Isn’t she beautiful?

Those 10 months were spent dealing with the world’s least interested estate agent, convincing the sellers that a boundary bisecting several rooms was in fact an issue, and prodding other people’s solicitors into navigating the labyrinthian British land registry system. Oh, and we found a stream running through the integral garage (soon to be lounge) that everybody seemed to have forgotten existed. After covering it up.

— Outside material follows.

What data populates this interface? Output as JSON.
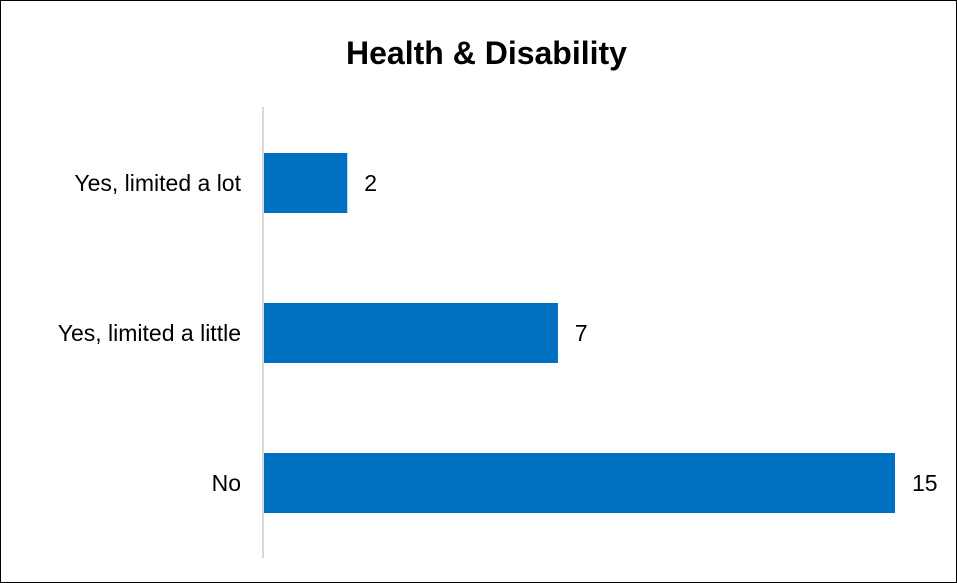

So here we are, having not at all strayed from ‘the plan’, feeling good and ready to live the dream in our beautiful new home. Not that we can actually move in yet; there’s the small matter of digging up and replacing the entire floor, replacing every window, replacing the garage door with a wall and window, knocking a doorway through a 600mm thick stone wall, containing/redirecting the integral stream, waterproofing everything, and installing a kitchen. At least then, the building site will be habitable.

This doesn’t need changing right?

Strangely, we feel excited about the prospect. Of course there’s still that background level or fear and dread for what’s to come, but we are very much looking forward to bringing a house that has been uninhabited for so many years back into use. We do hope to do a lot of the work ourselves.

However, having had very little DIY experience between the two of us (I have painted one wall and … oh no, that’s it. Ethan has held a lot of torches/tools for his dad), this may have not been the best first house to go for.

For those of you who are particularly worried for us, we will be employing a builder for the structural elements, and to make sure we’re water tight! As an engineer and physicist, we think we can learn, but we’re not willing to go completely unsupervised just yet!

We (read: Charlotte) have decided to attempt to document our experience and the inevitable lessons learnt; partially for our own memories, but there’s always the chance that someone out there might use this as inspiration to – or more likely a warning not to – get in waaaaaay over their head when it comes to buying a project house!